In the end the Government will be judged overwhelmingly by its economic policies and the way Clegg and David Laws, the new Chief Secretary to the Treasury, have departed from the party's previous position about the dangers of cuts this year stretches the boundaries of so called "new politics". Even so this is a serious programme put together with impressive, breathtaking speed.

Who knows how it will all look when the innocent sounding Comprehensive Spending Review is held in the autumn, but for now there is a more immediate concern. A lot of the Government's most innovative ideas will be shaped in the Cabinet Office. Oliver Letwin and Francis Maude are based there, seeking to deliver the too easily mocked big society. Clegg is also in the Cabinet Office putting together what he calls his big bang constitutional revolution.

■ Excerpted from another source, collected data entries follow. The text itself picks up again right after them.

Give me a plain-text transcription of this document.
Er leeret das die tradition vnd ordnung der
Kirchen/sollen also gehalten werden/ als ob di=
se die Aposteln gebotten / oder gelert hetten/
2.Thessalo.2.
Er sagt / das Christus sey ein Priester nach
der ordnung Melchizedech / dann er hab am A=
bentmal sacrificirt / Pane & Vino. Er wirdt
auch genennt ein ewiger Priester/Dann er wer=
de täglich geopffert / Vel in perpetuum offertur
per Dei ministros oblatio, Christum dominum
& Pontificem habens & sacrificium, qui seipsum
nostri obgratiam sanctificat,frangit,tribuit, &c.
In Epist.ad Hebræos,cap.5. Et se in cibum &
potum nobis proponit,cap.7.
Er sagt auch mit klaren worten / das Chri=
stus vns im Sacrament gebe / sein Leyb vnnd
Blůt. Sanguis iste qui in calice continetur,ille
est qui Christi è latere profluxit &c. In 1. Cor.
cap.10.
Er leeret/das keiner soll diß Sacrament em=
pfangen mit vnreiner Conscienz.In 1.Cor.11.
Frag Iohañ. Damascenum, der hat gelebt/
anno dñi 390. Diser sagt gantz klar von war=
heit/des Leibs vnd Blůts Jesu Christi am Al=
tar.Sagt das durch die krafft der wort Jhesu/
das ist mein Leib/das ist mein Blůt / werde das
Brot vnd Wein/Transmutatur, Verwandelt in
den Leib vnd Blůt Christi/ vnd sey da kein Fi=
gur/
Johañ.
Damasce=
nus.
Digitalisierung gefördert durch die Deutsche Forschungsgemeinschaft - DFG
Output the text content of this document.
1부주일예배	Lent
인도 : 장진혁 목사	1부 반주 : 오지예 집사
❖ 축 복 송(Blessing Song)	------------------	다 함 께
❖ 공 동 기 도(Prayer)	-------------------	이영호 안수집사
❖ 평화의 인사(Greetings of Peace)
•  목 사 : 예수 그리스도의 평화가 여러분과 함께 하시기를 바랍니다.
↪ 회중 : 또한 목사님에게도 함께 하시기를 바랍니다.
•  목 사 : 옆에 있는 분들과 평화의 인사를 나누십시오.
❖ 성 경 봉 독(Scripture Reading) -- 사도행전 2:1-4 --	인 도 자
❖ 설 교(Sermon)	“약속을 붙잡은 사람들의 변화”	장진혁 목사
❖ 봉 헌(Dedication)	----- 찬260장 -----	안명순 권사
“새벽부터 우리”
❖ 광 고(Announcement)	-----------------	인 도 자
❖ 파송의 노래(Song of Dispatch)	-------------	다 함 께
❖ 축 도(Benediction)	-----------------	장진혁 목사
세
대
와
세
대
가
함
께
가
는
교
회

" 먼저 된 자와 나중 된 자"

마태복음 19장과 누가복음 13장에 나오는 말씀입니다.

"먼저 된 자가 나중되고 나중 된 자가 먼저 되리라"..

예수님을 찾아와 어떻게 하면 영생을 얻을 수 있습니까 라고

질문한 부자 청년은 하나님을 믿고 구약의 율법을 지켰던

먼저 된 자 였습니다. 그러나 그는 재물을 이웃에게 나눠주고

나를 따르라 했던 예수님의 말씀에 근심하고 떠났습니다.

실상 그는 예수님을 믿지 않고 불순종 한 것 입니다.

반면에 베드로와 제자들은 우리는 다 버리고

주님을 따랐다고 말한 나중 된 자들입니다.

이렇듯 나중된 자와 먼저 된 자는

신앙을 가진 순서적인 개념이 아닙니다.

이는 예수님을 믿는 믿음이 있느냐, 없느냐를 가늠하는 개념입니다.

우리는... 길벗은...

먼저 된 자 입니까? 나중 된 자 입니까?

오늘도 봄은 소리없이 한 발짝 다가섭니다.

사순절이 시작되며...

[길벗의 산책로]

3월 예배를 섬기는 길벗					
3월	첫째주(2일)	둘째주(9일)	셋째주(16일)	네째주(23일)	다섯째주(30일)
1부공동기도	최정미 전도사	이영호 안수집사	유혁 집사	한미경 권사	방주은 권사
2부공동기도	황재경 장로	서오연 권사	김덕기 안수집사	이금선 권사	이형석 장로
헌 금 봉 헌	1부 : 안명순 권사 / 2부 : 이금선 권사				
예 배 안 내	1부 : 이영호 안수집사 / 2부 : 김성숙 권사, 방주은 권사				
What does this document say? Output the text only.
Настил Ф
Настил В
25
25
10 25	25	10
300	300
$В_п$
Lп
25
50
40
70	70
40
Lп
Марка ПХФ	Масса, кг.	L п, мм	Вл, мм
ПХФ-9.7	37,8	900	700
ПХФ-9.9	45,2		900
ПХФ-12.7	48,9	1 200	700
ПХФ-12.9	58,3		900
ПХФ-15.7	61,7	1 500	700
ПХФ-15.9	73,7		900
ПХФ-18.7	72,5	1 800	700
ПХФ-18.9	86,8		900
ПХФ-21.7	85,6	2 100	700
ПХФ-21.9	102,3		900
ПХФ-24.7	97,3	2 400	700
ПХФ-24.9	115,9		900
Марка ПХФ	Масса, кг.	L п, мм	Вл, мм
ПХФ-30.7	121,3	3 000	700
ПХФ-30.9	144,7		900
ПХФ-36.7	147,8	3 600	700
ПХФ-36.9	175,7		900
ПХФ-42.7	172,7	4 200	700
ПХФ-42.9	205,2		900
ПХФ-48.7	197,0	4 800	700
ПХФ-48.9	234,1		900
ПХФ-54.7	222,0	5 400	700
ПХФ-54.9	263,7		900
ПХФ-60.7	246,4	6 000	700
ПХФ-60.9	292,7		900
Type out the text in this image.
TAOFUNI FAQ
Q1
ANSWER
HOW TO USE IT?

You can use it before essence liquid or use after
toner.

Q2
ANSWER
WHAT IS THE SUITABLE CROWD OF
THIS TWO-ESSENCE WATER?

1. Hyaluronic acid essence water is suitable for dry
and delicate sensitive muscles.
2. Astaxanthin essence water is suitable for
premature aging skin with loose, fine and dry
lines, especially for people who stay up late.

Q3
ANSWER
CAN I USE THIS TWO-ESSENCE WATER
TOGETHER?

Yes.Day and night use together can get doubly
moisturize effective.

What are they all doing in the Cabinet Office? Normally any minister who ends up in the department pulls levers and discovers that nothing happens, however close they are to the Prime Minister, politically and geographically. Peter Mandelson started his ministerial career in the Cabinet Office, often appearing in a paranoia- inducing corridor as if from nowhere. Ed Miliband had his first cabinet job there. Mandelson was close to Blair and Miliband to Brown. They do not claim to have changed Britain as a result of their spells of service in that department. Nor is it seen as a place for ambitious civil servants. If the coalition is to succeed it should get the best of them in that department, driving the policies from origin to delivery at a local level.

Such a move is one of many necessary changes. One of those who moved into No 10 last week tells me that the computer system is antiquated. I heard the same when New Labour advisers arrived in the late 1990s. Evidently nothing was done about it. During Labour's era several independent reviews argued that senior officials should be more publicly accountable for their departments' performance, including appearances on the Today programme. That should concentrate complacent minds. An end to the duplication and triplication of responsibilities might help too.

Sadly a government only has the authority to reform the Civil Service at the beginning of its life, the moment when it is especially dependent on officials' expertise and goodwill. The applause at the end of yesterday's press conference will make it harder for Cameron to act, but if he fails to do so he will struggle to lead a genuinely reforming government.